Second, making encrypted messaging interoperable simply cannot happen in the timeframe envisioned by the DMA if it has any hope of resolving the significant technical and policy hurdles. The DMA’s time limits on gatekeepers to provide interoperability—three months after a request in the case of one-to-one encrypted messaging; and within two years for group messaging—are far too short. By comparison, Meta Platforms (Facebook) announced plans to interconnect and encrypt three of its own messaging products in March 2019, and this project is still not complete. Getting interoperability right would require participation by a much larger group of stakeholders as part of a standards-setting and governance process and would therefore likely move at an even statelier pace. Based on the public text of this and other sections of the DMA, we hope that the Commission will have adequate flexibility to delay enforcement of the interoperability requirements—even for very long periods—until security concerns can be fully worked out. For end-to-end encrypted messaging, it’s worth taking the time necessary to ensure we get it right.

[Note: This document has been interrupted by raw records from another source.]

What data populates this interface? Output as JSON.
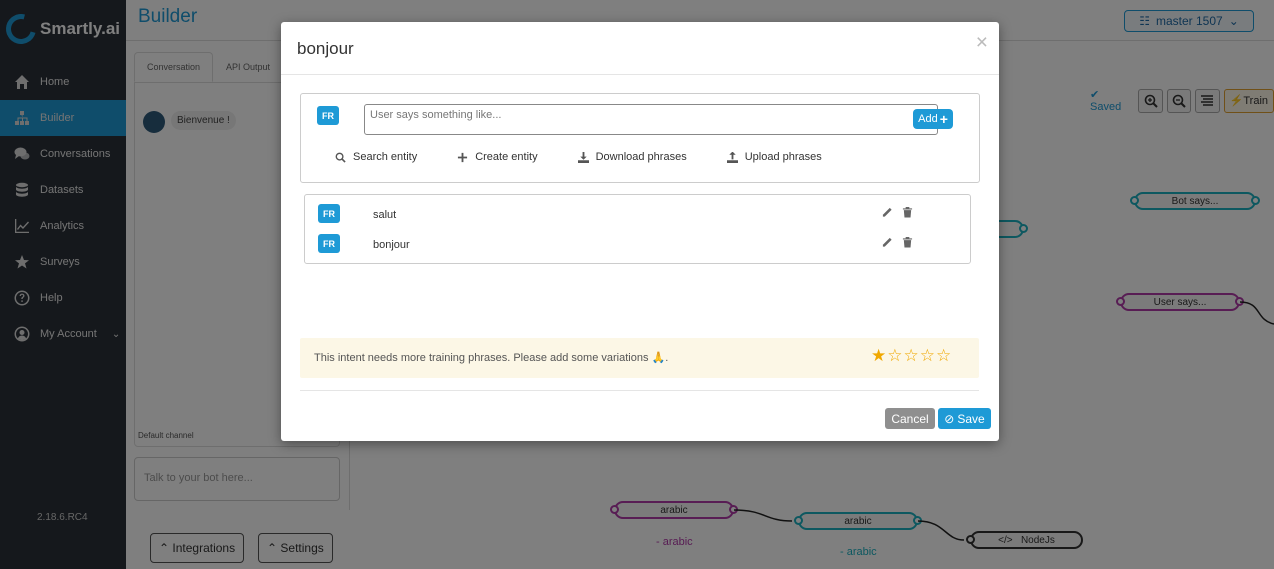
{
  "app": {
    "logo_text": "Smartly.ai",
    "version": "2.18.6.RC4"
  },
  "sidebar": {
    "items": [
      {
        "label": "Home",
        "icon": "home-icon"
      },
      {
        "label": "Builder",
        "icon": "sitemap-icon",
        "active": true
      },
      {
        "label": "Conversations",
        "icon": "comments-icon"
      },
      {
        "label": "Datasets",
        "icon": "database-icon"
      },
      {
        "label": "Analytics",
        "icon": "line-chart-icon"
      },
      {
        "label": "Surveys",
        "icon": "star-icon"
      },
      {
        "label": "Help",
        "icon": "help-icon"
      },
      {
        "label": "My Account",
        "icon": "user-circle-icon",
        "has_chevron": true
      }
    ]
  },
  "header": {
    "title": "Builder",
    "branch": "master 1507"
  },
  "chat_panel": {
    "tabs": [
      "Conversation",
      "API Output"
    ],
    "bot_message": "Bienvenue !",
    "default_channel": "Default channel",
    "input_placeholder": "Talk to your bot here..."
  },
  "bottom_buttons": {
    "integrations": "Integrations",
    "settings": "Settings"
  },
  "toolbar": {
    "saved": "Saved",
    "train": "Train"
  },
  "canvas": {
    "bot_says": "Bot says...",
    "user_says": "User says...",
    "arabic_user": "arabic",
    "arabic_user_sub": "- arabic",
    "arabic_bot": "arabic",
    "arabic_bot_sub": "- arabic",
    "nodejs": "NodeJs"
  },
  "modal": {
    "title": "bonjour",
    "close": "×",
    "lang": "FR",
    "input_placeholder": "User says something like...",
    "add_label": "Add",
    "actions": {
      "search_entity": "Search entity",
      "create_entity": "Create entity",
      "download_phrases": "Download phrases",
      "upload_phrases": "Upload phrases"
    },
    "phrases": [
      {
        "lang": "FR",
        "text": "salut"
      },
      {
        "lang": "FR",
        "text": "bonjour"
      }
    ],
    "warning": "This intent needs more training phrases. Please add some variations 🙏.",
    "rating": {
      "value": 1,
      "max": 5
    },
    "cancel": "Cancel",
    "save": "Save",
    "colors": {
      "accent": "#1e9ad6",
      "warning_bg": "#fcf7e6",
      "star": "#f0a800"
    }
  }
}
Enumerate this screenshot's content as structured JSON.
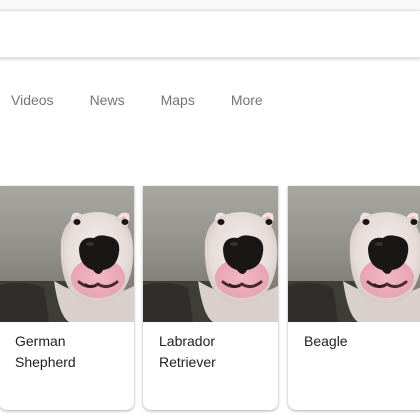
{
  "search": {
    "value": "",
    "placeholder": ""
  },
  "tabs": [
    {
      "label": "Videos"
    },
    {
      "label": "News"
    },
    {
      "label": "Maps"
    },
    {
      "label": "More"
    }
  ],
  "cards": [
    {
      "label": "German Shepherd",
      "image": "dog-photo"
    },
    {
      "label": "Labrador Retriever",
      "image": "dog-photo"
    },
    {
      "label": "Beagle",
      "image": "dog-photo"
    }
  ]
}
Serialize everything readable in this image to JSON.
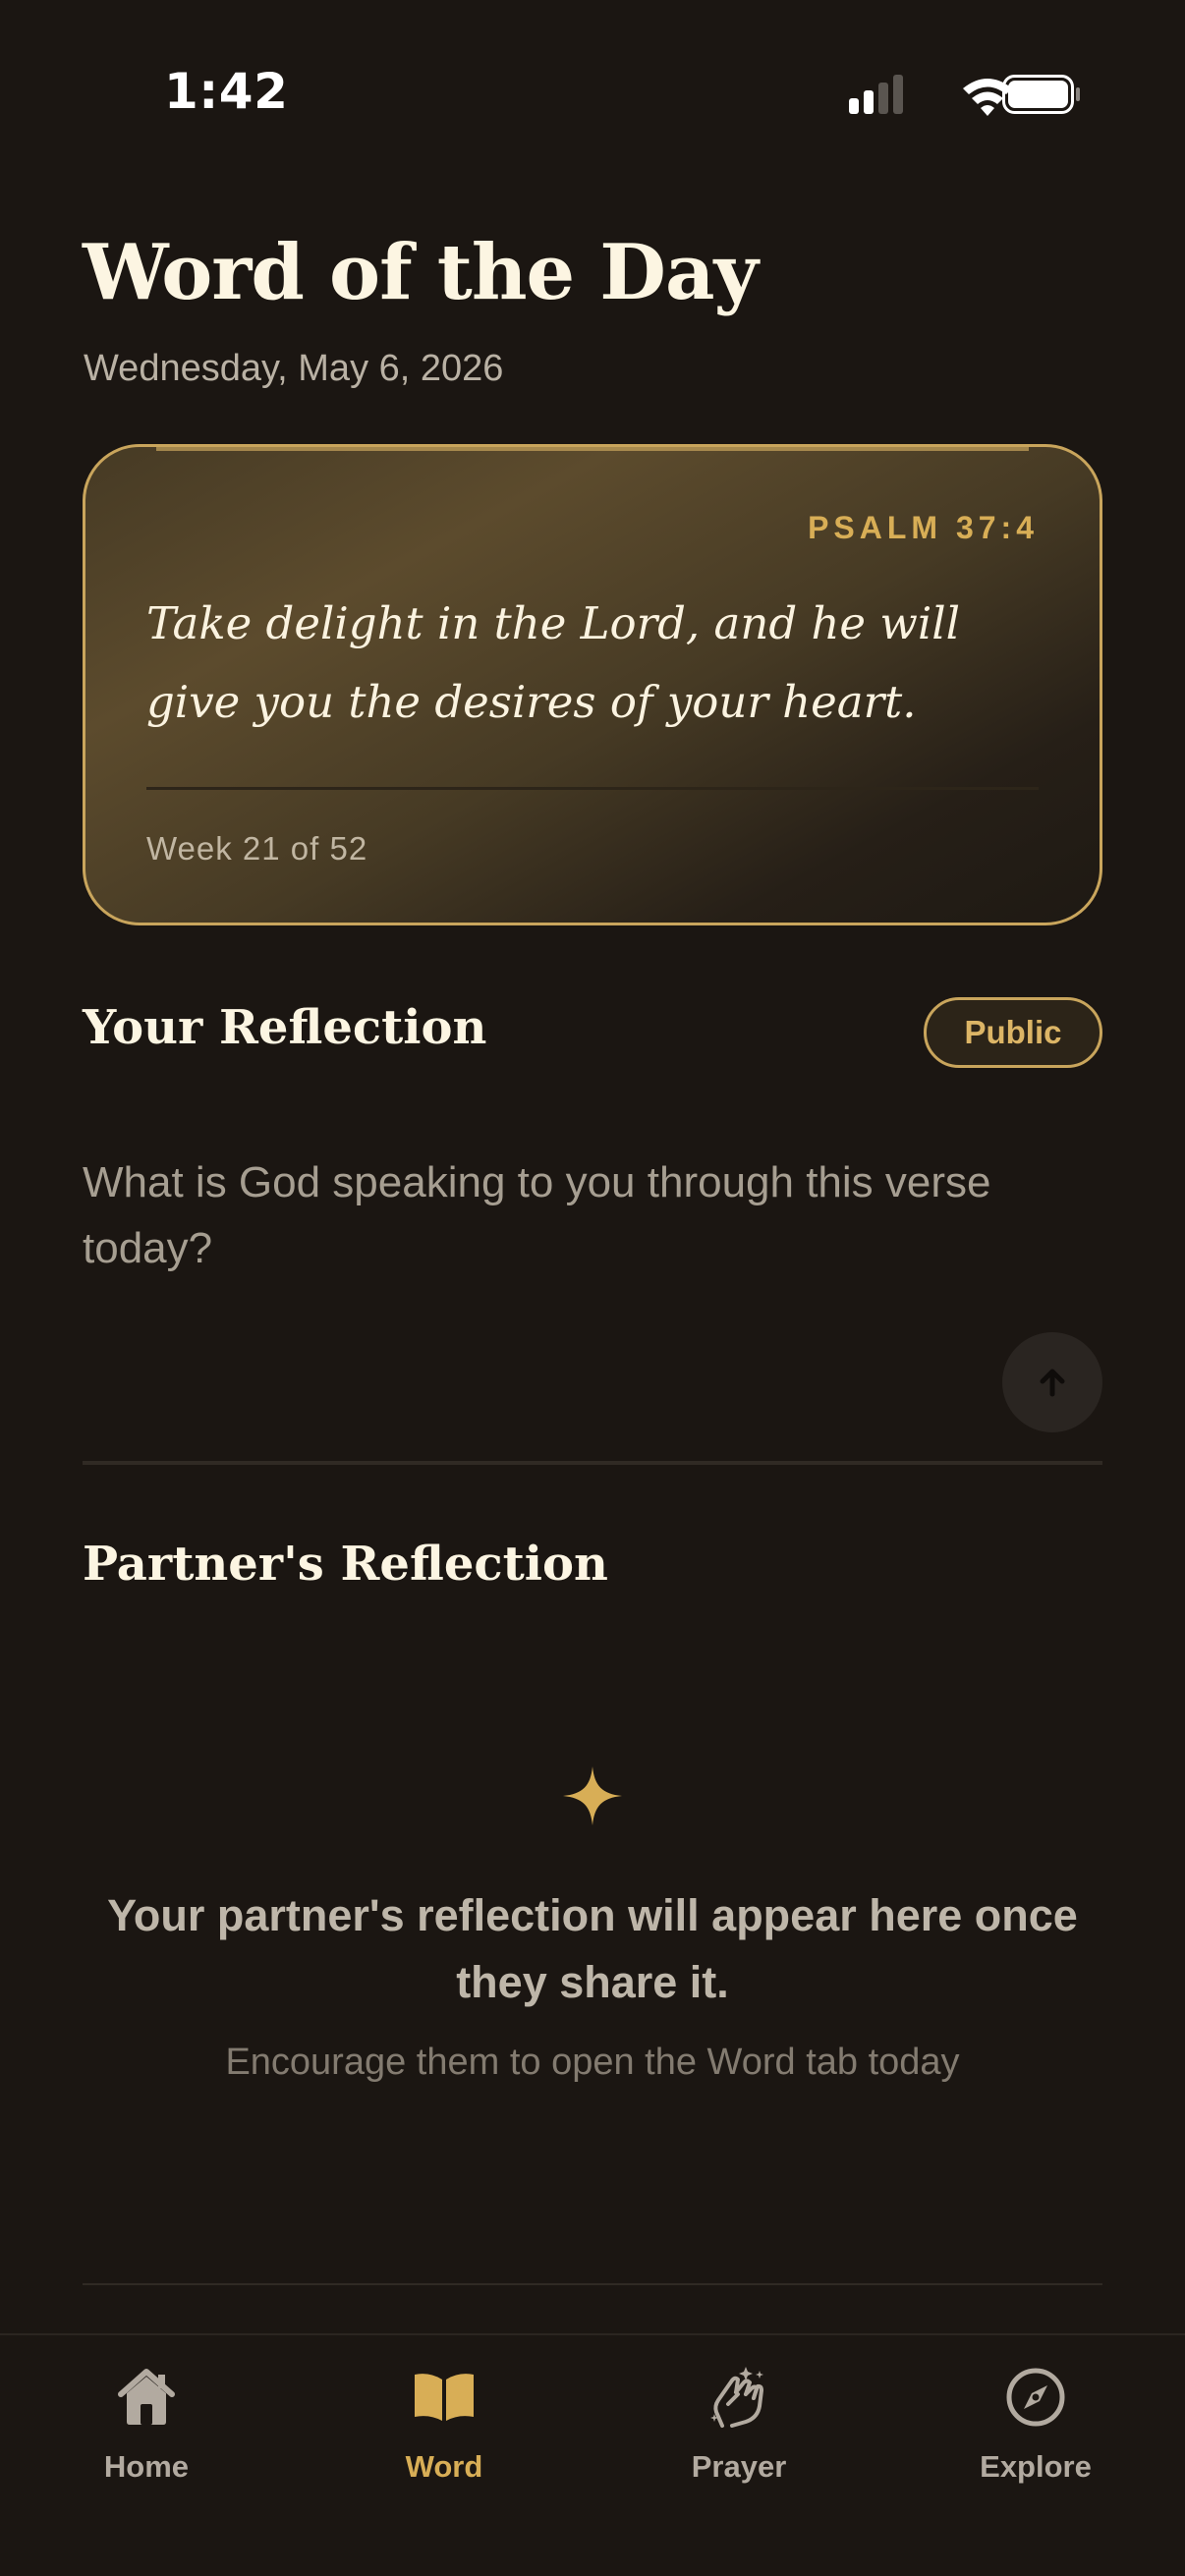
{
  "status_bar": {
    "time": "1:42"
  },
  "header": {
    "title": "Word of the Day",
    "date": "Wednesday, May 6, 2026"
  },
  "verse_card": {
    "reference": "PSALM 37:4",
    "text": "Take delight in the Lord, and he will give you the desires of your heart.",
    "week": "Week 21 of 52"
  },
  "your_reflection": {
    "title": "Your Reflection",
    "visibility": "Public",
    "placeholder": "What is God speaking to you through this verse today?",
    "value": ""
  },
  "partner_reflection": {
    "title": "Partner's Reflection",
    "empty_message": "Your partner's reflection will appear here once they share it.",
    "hint": "Encourage them to open the Word tab today"
  },
  "tabs": [
    {
      "label": "Home",
      "icon": "house-icon",
      "active": false
    },
    {
      "label": "Word",
      "icon": "open-book-icon",
      "active": true
    },
    {
      "label": "Prayer",
      "icon": "praying-hands-icon",
      "active": false
    },
    {
      "label": "Explore",
      "icon": "compass-icon",
      "active": false
    }
  ],
  "colors": {
    "background": "#1b1612",
    "accent_gold": "#d8ae56",
    "card_border": "#c9a55c",
    "text_primary": "#fcf5e2",
    "text_secondary": "#b9b1a4"
  }
}
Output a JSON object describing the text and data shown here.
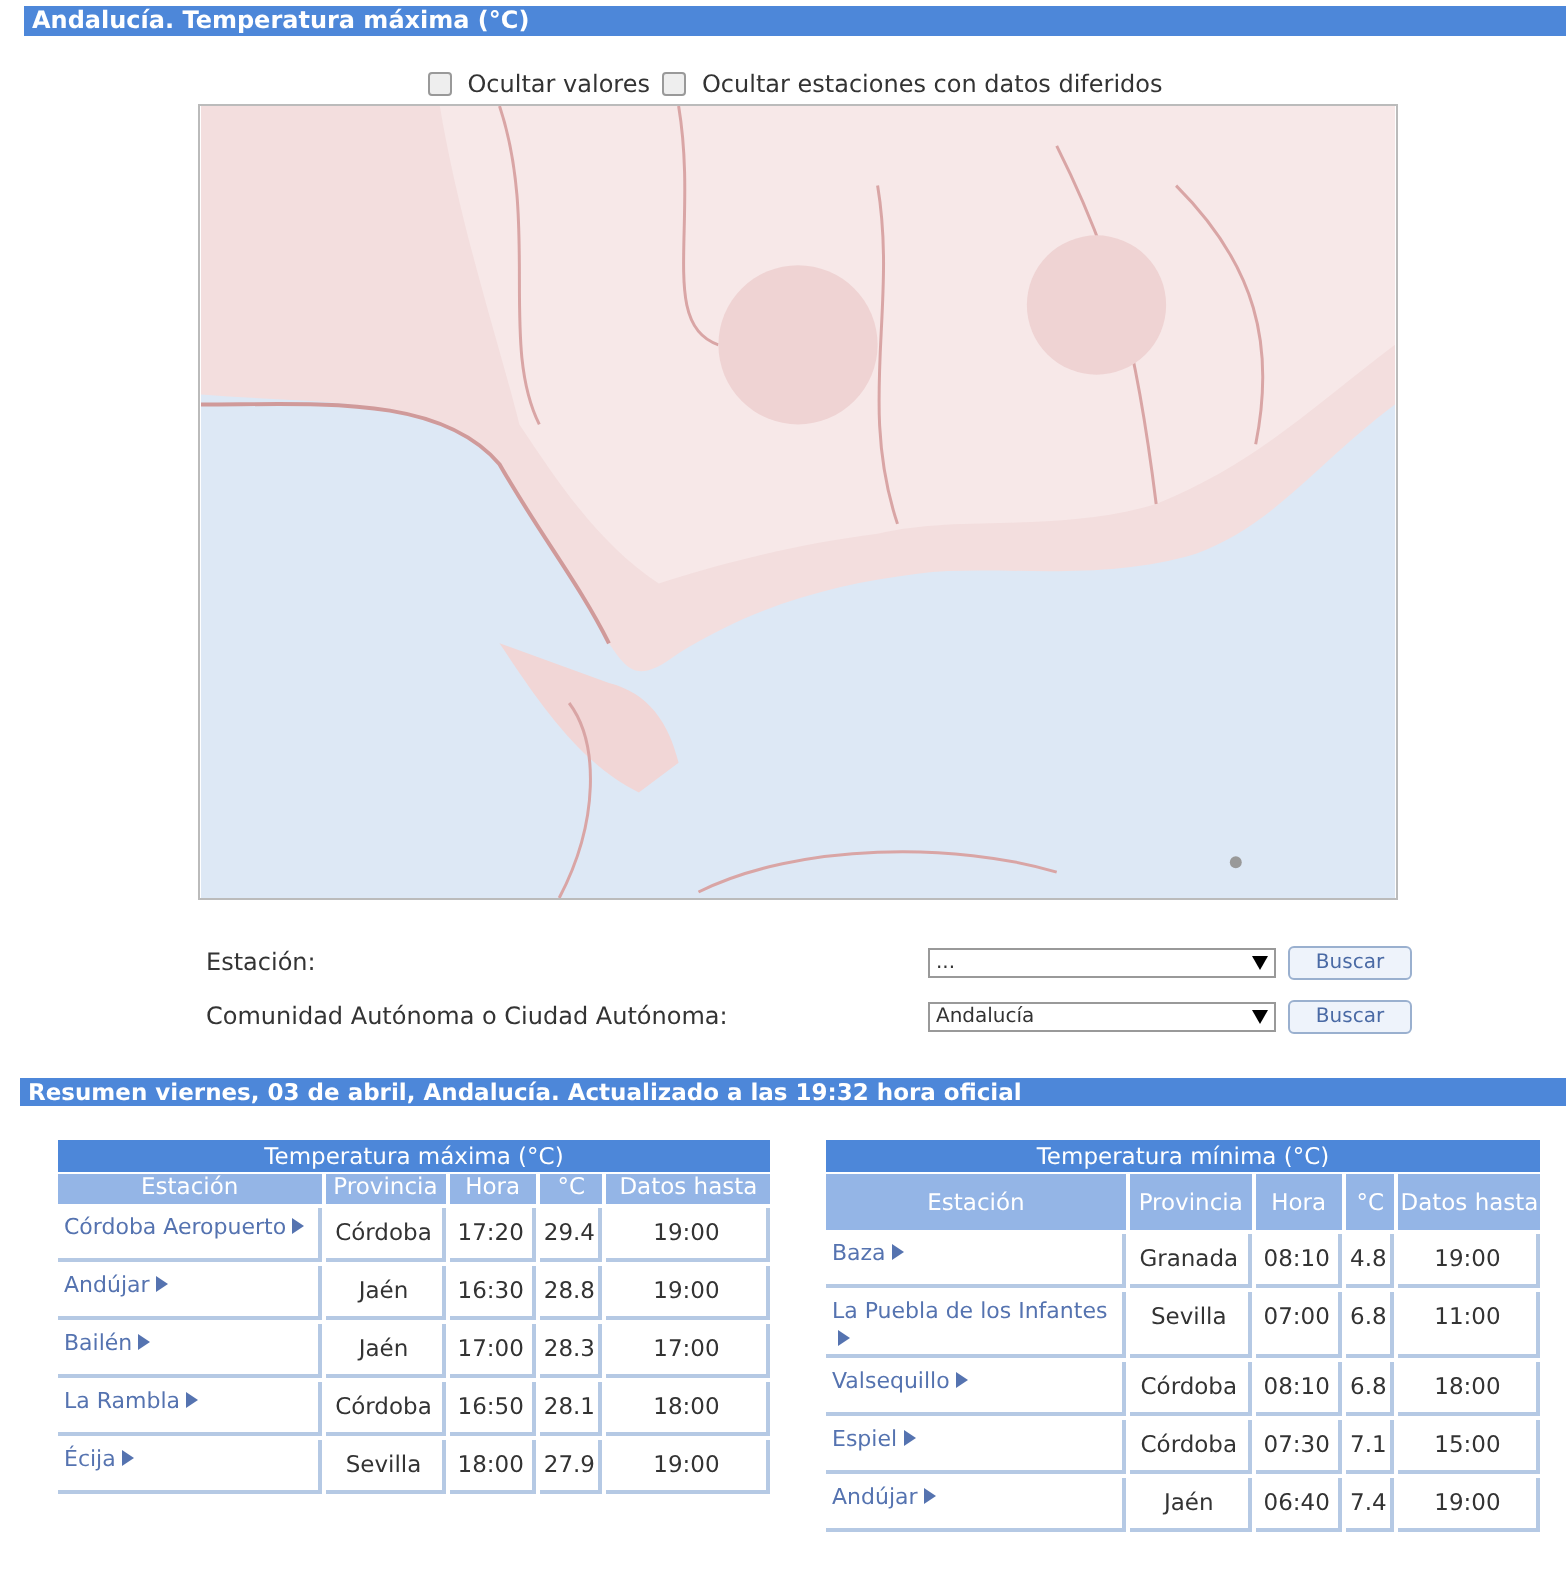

Third, gatekeepers and the Commission need more tools to make good on their stated goal of preserving security in interoperable systems. The DMA says that the gatekeeper can take “duly justified” and “strictly necessary and proportionate” measures to ensure the preservation of security. To implement this, both gatekeepers and the Commission should have the ability to request necessary information from third parties who seek to make their messaging apps interoperable, to ensure that those services keep the promise of end-to-end encryption. Interoperability requirements should not be enforced until any questions about users’ security have been resolved.

EFF will carefully analyze the final text, which is now subject to formal approval by the EU lawmakers. Once adopted, EFF will continue to engage with the European Commission on the implementation of the DMA. And of course, we will continue to monitor the actual realities of user experience. For instance, we will watch both for when DMA requirements are being misused to undermine security and for when security requirements are being misused to undermine competition. Interoperability requirements on other services besides messaging, such as social networks and app stores, may be more feasible to implement in the short term.

At bottom, while EFF strongly supported, and continues to support interoperability in the DMA, we recognize that the move toward it, especially in the area of secure messaging, requires care. Specifically, we must ensure that our future ensures both strong security in messaging and robust competition to provide services to users. Or, stated in the reverse: we must ensure that we neither allow interoperability to be an excuse to reduce security nor allow unfounded claims of security needs to become an excuse to insulate a company from market competition.

While we are clear-eyed about the challenge, we are hopeful that we can meet both of these two critical values.